To do this efficiently for all items, we’ll use a trick with two tidyverse functions: summarise_at() and vars().
d %>% summarise_at(vars(I01:I30), ~ cor(.x, master,
use = "pairwise.complete.obs"))# A tibble: 1 × 30
I01 I02 I03 I04 I05 I06 I07 I08 I09 I10 I11 I12 I13
<dbl> <dbl> <dbl> <dbl> <dbl> <dbl> <dbl> <dbl> <dbl> <dbl> <dbl> <dbl> <dbl>
1 0.219 0.269 0.423 0.241 0.344 0.450 0.410 0.379 0.452 0.373 0.574 0.494 0.532
# ℹ 17 more variables: I14 <dbl>, I15 <dbl>, I16 <dbl>, I17 <dbl>, I18 <dbl>,
# I19 <dbl>, I20 <dbl>, I21 <dbl>, I22 <dbl>, I23 <dbl>, I24 <dbl>,
# I25 <dbl>, I26 <dbl>, I27 <dbl>, I28 <dbl>, I29 <dbl>, I30 <dbl>
Pretty neat!
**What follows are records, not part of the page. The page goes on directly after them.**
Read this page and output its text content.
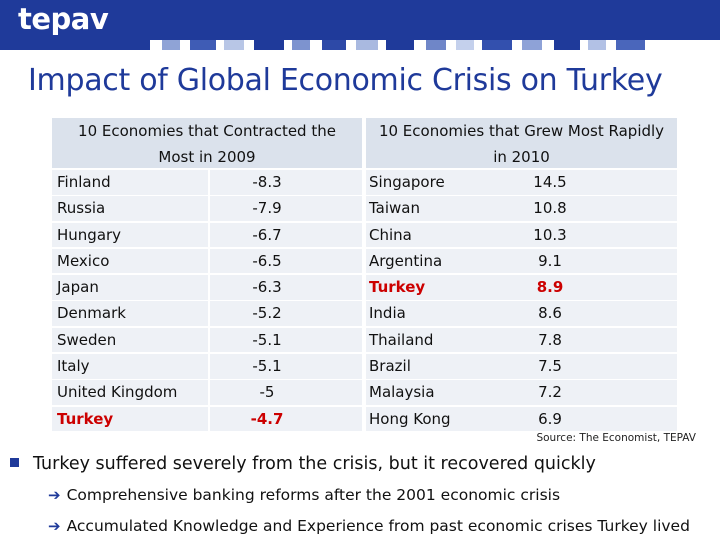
tepav
Impact of Global Economic Crisis on Turkey
10 Economies that Contracted the
Most in 2009
10 Economies that Grew Most Rapidly
in 2010
Finland	-8.3	Singapore	14.5
Russia	-7.9	Taiwan	10.8
Hungary	-6.7	China	10.3
Mexico	-6.5	Argentina	9.1
Japan	-6.3	Turkey	8.9
Denmark	-5.2	India	8.6
Sweden	-5.1	Thailand	7.8
Italy	-5.1	Brazil	7.5
United Kingdom	-5	Malaysia	7.2
Turkey	-4.7	Hong Kong	6.9
Source: The Economist, TEPAV
Turkey suffered severely from the crisis, but it recovered quickly
➔ Comprehensive banking reforms after the 2001 economic crisis
➔ Accumulated Knowledge and Experience from past economic crises Turkey lived
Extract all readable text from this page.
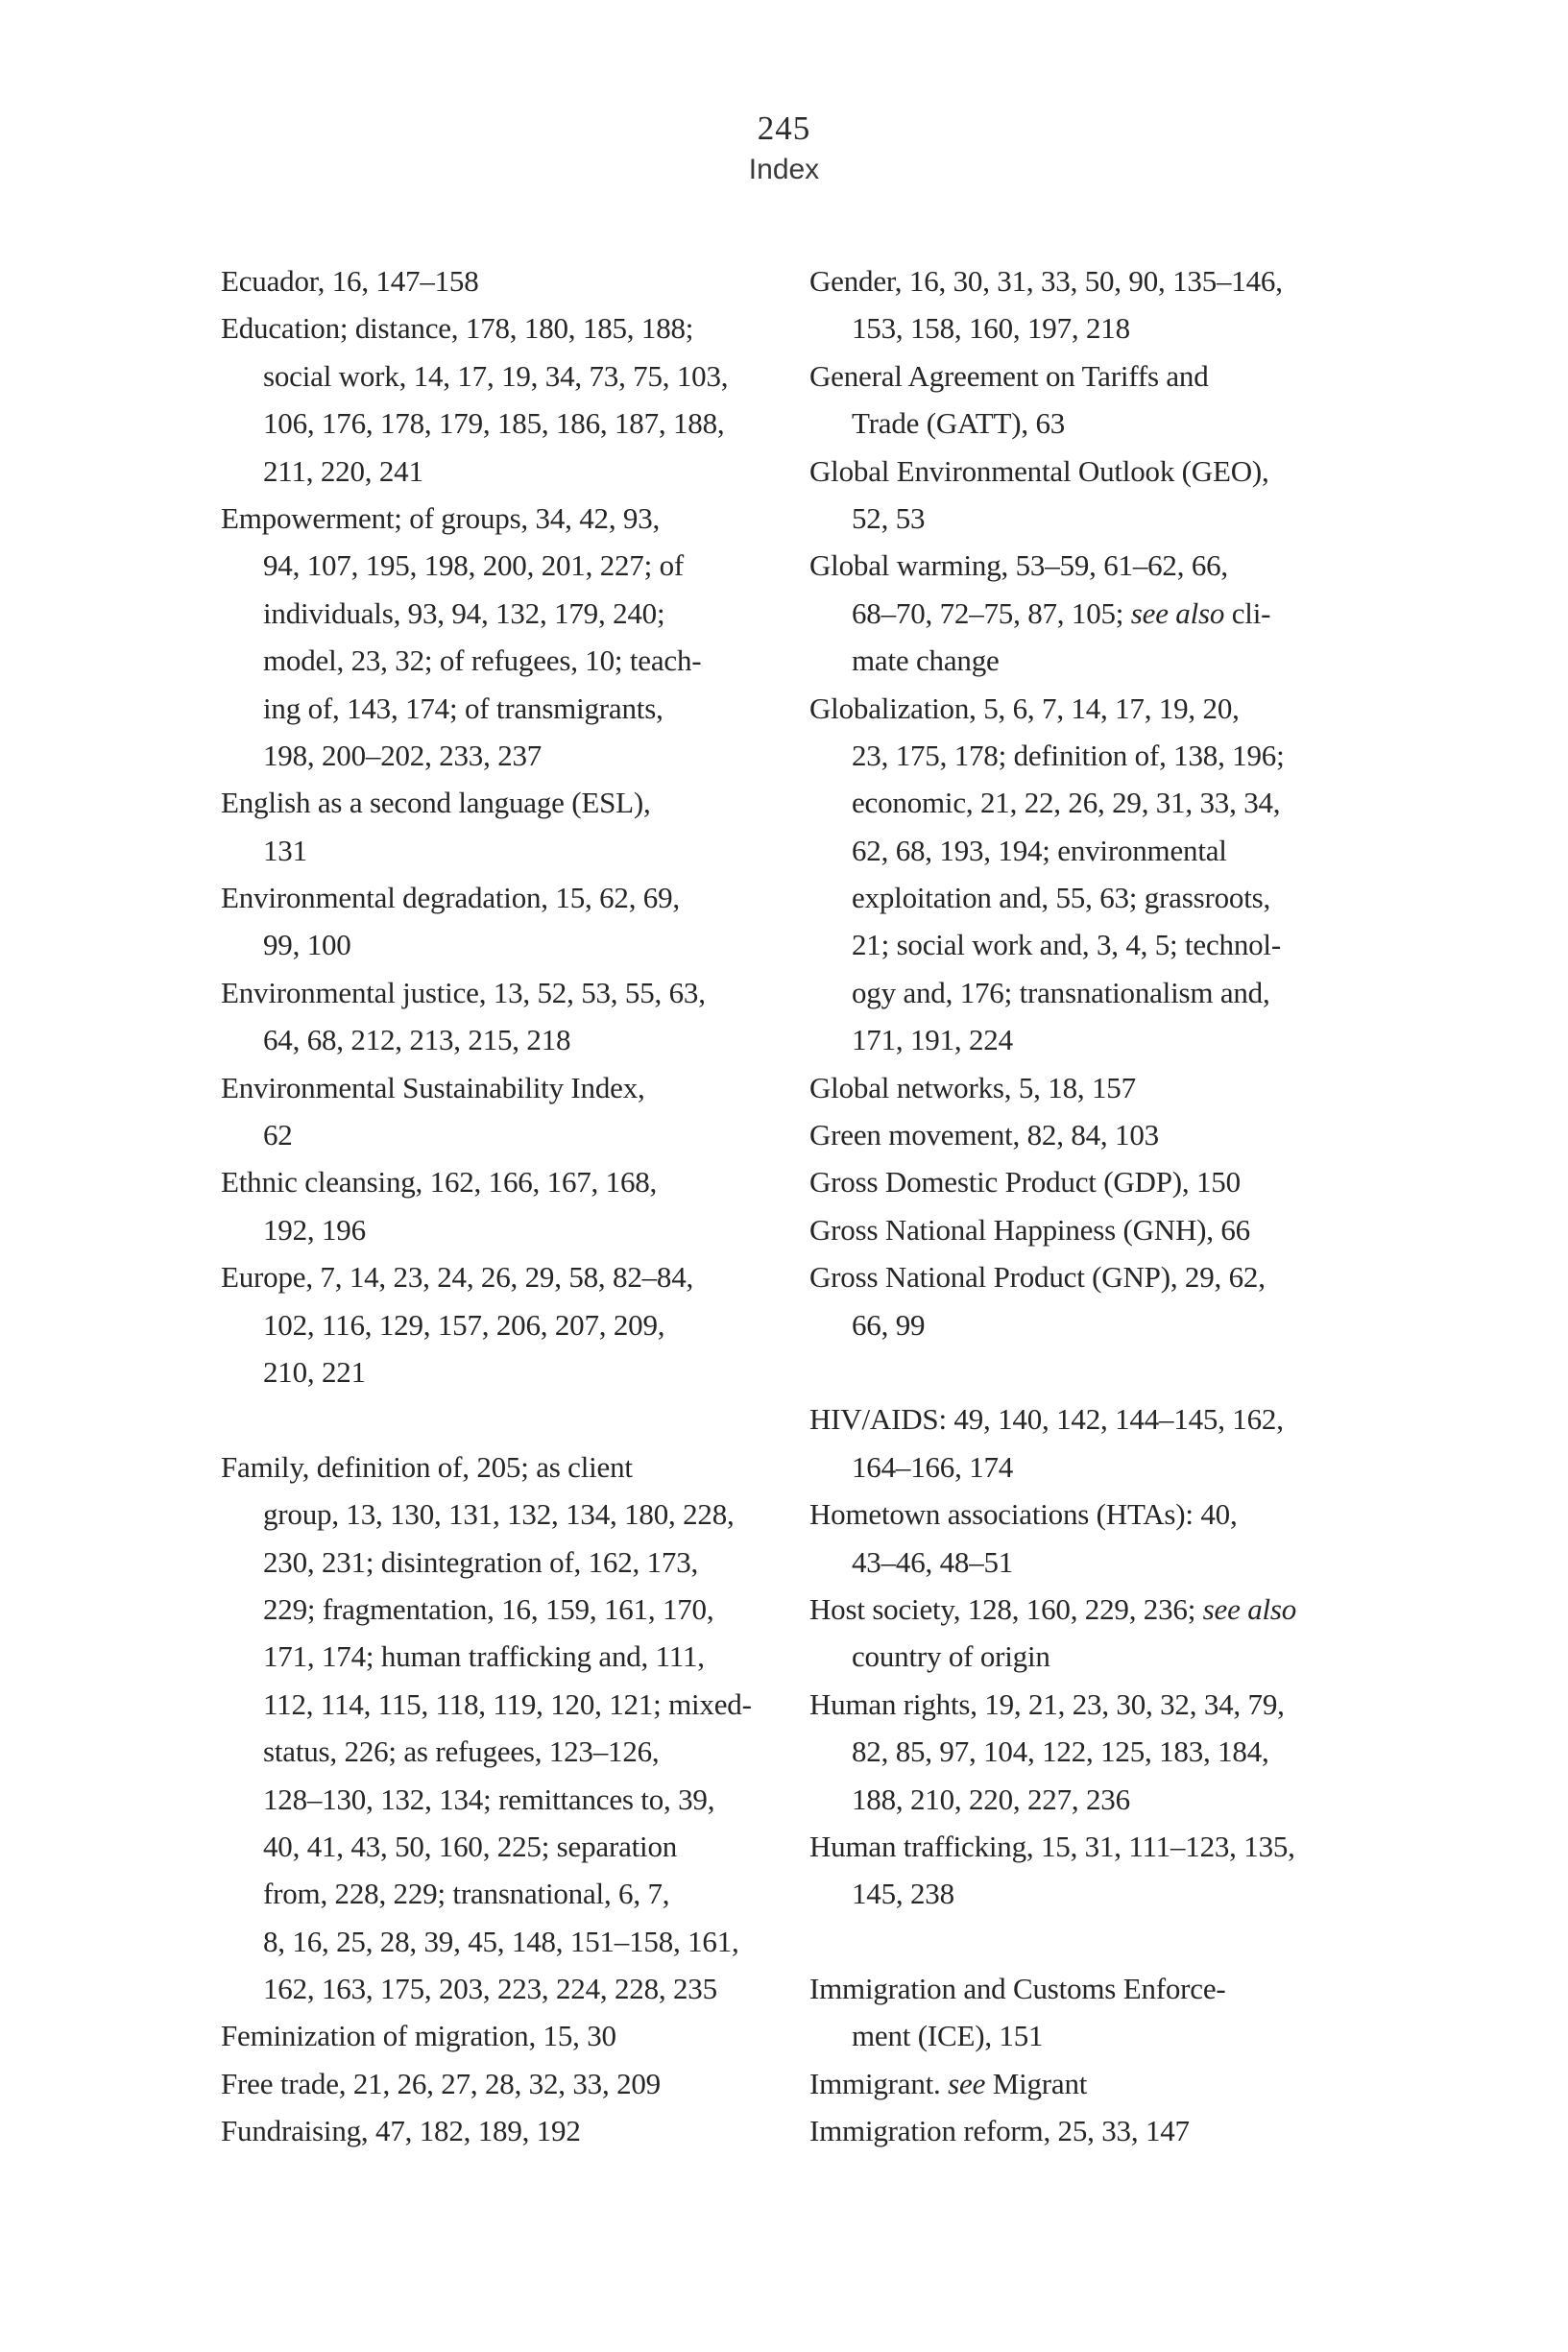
245
Index
Ecuador, 16, 147–158
Education; distance, 178, 180, 185, 188;
social work, 14, 17, 19, 34, 73, 75, 103,
106, 176, 178, 179, 185, 186, 187, 188,
211, 220, 241
Empowerment; of groups, 34, 42, 93,
94, 107, 195, 198, 200, 201, 227; of
individuals, 93, 94, 132, 179, 240;
model, 23, 32; of refugees, 10; teach-
ing of, 143, 174; of transmigrants,
198, 200–202, 233, 237
English as a second language (ESL),
131
Environmental degradation, 15, 62, 69,
99, 100
Environmental justice, 13, 52, 53, 55, 63,
64, 68, 212, 213, 215, 218
Environmental Sustainability Index,
62
Ethnic cleansing, 162, 166, 167, 168,
192, 196
Europe, 7, 14, 23, 24, 26, 29, 58, 82–84,
102, 116, 129, 157, 206, 207, 209,
210, 221
Family, definition of, 205; as client
group, 13, 130, 131, 132, 134, 180, 228,
230, 231; disintegration of, 162, 173,
229; fragmentation, 16, 159, 161, 170,
171, 174; human trafficking and, 111,
112, 114, 115, 118, 119, 120, 121; mixed-
status, 226; as refugees, 123–126,
128–130, 132, 134; remittances to, 39,
40, 41, 43, 50, 160, 225; separation
from, 228, 229; transnational, 6, 7,
8, 16, 25, 28, 39, 45, 148, 151–158, 161,
162, 163, 175, 203, 223, 224, 228, 235
Feminization of migration, 15, 30
Free trade, 21, 26, 27, 28, 32, 33, 209
Fundraising, 47, 182, 189, 192
Gender, 16, 30, 31, 33, 50, 90, 135–146,
153, 158, 160, 197, 218
General Agreement on Tariffs and
Trade (GATT), 63
Global Environmental Outlook (GEO),
52, 53
Global warming, 53–59, 61–62, 66,
68–70, 72–75, 87, 105; see also cli-
mate change
Globalization, 5, 6, 7, 14, 17, 19, 20,
23, 175, 178; definition of, 138, 196;
economic, 21, 22, 26, 29, 31, 33, 34,
62, 68, 193, 194; environmental
exploitation and, 55, 63; grassroots,
21; social work and, 3, 4, 5; technol-
ogy and, 176; transnationalism and,
171, 191, 224
Global networks, 5, 18, 157
Green movement, 82, 84, 103
Gross Domestic Product (GDP), 150
Gross National Happiness (GNH), 66
Gross National Product (GNP), 29, 62,
66, 99
HIV/AIDS: 49, 140, 142, 144–145, 162,
164–166, 174
Hometown associations (HTAs): 40,
43–46, 48–51
Host society, 128, 160, 229, 236; see also
country of origin
Human rights, 19, 21, 23, 30, 32, 34, 79,
82, 85, 97, 104, 122, 125, 183, 184,
188, 210, 220, 227, 236
Human trafficking, 15, 31, 111–123, 135,
145, 238
Immigration and Customs Enforce-
ment (ICE), 151
Immigrant. see Migrant
Immigration reform, 25, 33, 147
The code is a bit complicated, but this is very convenient.
Last, we’ll try calculating a B index. This will also be a little tricky, as we have to calculate item facility for two different groups, the people who passed and the people who didn’t, and then subtract those values for each item.
d %>% group_by(master) %>%
summarise_at(vars(I01:I30), ~ mean(.x, na.rm = T)) %>%
arrange(desc(master)) %>%
summarise_at(vars(I01:I30), ~ .x[1] - .x[2])# A tibble: 1 × 30
I01 I02 I03 I04 I05 I06 I07 I08 I09 I10 I11 I12 I13
<dbl> <dbl> <dbl> <dbl> <dbl> <dbl> <dbl> <dbl> <dbl> <dbl> <dbl> <dbl> <dbl>
1 0.219 0.277 0.477 0.202 0.370 0.511 0.454 0.422 0.504 0.408 0.557 0.562 0.393
# ℹ 17 more variables: I14 <dbl>, I15 <dbl>, I16 <dbl>, I17 <dbl>, I18 <dbl>,
# I19 <dbl>, I20 <dbl>, I21 <dbl>, I22 <dbl>, I23 <dbl>, I24 <dbl>,
# I25 <dbl>, I26 <dbl>, I27 <dbl>, I28 <dbl>, I29 <dbl>, I30 <dbl>
This got complicated! For the homework assignment, thankfully, you’ll only be using alpha() to calculate NRT item statistics.